AgriTransformer: A Transformer-Based Model with Attention Mechanisms for Enhanced Multimodal Crop Yield Prediction
Luis-Roberto Jácome-Galarza, Miguel Realpe, Marlon Santiago Viñán-Ludeña, Fernanda Calderón, Silvia Alexandra Jaramillo Luzuriaga
Abstract
A more accurate crop yield estimation is essential for optimizing agricultural productivity and resource management. Traditional machine learning models, such as linear regression and convolutional neural networks (CNNs), often struggle to integrate multimodal data sources effectively, limiting their predictive accuracy. In this study, we propose the AgriTransformer model, a transformer-based model that enhances crop yield prediction by leveraging attention mechanisms for multimodal data fusion. The AgriTransformer model incorporates tabular agricultural data and vegetation indices (VI), allowing dynamic feature interaction and improved interpretability.
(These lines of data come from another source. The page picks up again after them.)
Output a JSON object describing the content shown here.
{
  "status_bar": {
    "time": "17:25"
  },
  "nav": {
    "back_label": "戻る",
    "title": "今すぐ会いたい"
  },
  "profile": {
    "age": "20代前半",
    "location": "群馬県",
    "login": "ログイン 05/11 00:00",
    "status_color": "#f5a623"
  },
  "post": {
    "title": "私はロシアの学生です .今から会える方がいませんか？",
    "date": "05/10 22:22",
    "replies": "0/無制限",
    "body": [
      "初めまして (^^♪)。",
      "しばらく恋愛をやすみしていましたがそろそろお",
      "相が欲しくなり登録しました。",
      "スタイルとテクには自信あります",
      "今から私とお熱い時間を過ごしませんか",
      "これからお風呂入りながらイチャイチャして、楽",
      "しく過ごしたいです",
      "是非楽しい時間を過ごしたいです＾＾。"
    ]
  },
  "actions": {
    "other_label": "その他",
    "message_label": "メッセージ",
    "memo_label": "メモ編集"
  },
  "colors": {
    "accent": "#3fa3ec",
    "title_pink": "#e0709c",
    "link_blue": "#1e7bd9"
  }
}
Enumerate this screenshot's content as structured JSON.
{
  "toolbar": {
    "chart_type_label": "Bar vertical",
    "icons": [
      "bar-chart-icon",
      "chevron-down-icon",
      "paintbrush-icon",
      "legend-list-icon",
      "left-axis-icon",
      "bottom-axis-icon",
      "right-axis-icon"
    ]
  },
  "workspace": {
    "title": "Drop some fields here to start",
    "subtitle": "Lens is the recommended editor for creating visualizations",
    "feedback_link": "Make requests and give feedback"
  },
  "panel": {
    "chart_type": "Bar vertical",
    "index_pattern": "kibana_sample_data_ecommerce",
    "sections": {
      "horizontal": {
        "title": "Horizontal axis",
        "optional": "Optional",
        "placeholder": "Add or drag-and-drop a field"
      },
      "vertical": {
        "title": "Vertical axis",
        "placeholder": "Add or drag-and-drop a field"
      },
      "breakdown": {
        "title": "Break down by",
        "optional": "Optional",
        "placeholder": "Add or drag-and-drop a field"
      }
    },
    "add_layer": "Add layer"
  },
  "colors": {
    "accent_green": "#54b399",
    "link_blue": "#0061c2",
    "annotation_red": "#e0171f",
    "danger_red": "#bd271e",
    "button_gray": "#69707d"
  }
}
Experimental results have demonstrated that AgriTransformer significantly outperforms conventional approaches, achieving an R2 of 0.919, compared to 0.884 for the best-performing linear regression model. The findings highlight the importance of structured tabular data in yield estimation, while VI serves as a complementary feature that increases the prediction capability and confidence. This study highlights the potential of transformer-based architectures in precision agriculture, offering a scalable and adaptable framework for crop yield forecasting. The AgriTransformer model enhances predictive accuracy and generalization across diverse agricultural conditions by prioritizing relevant features through attention mechanisms.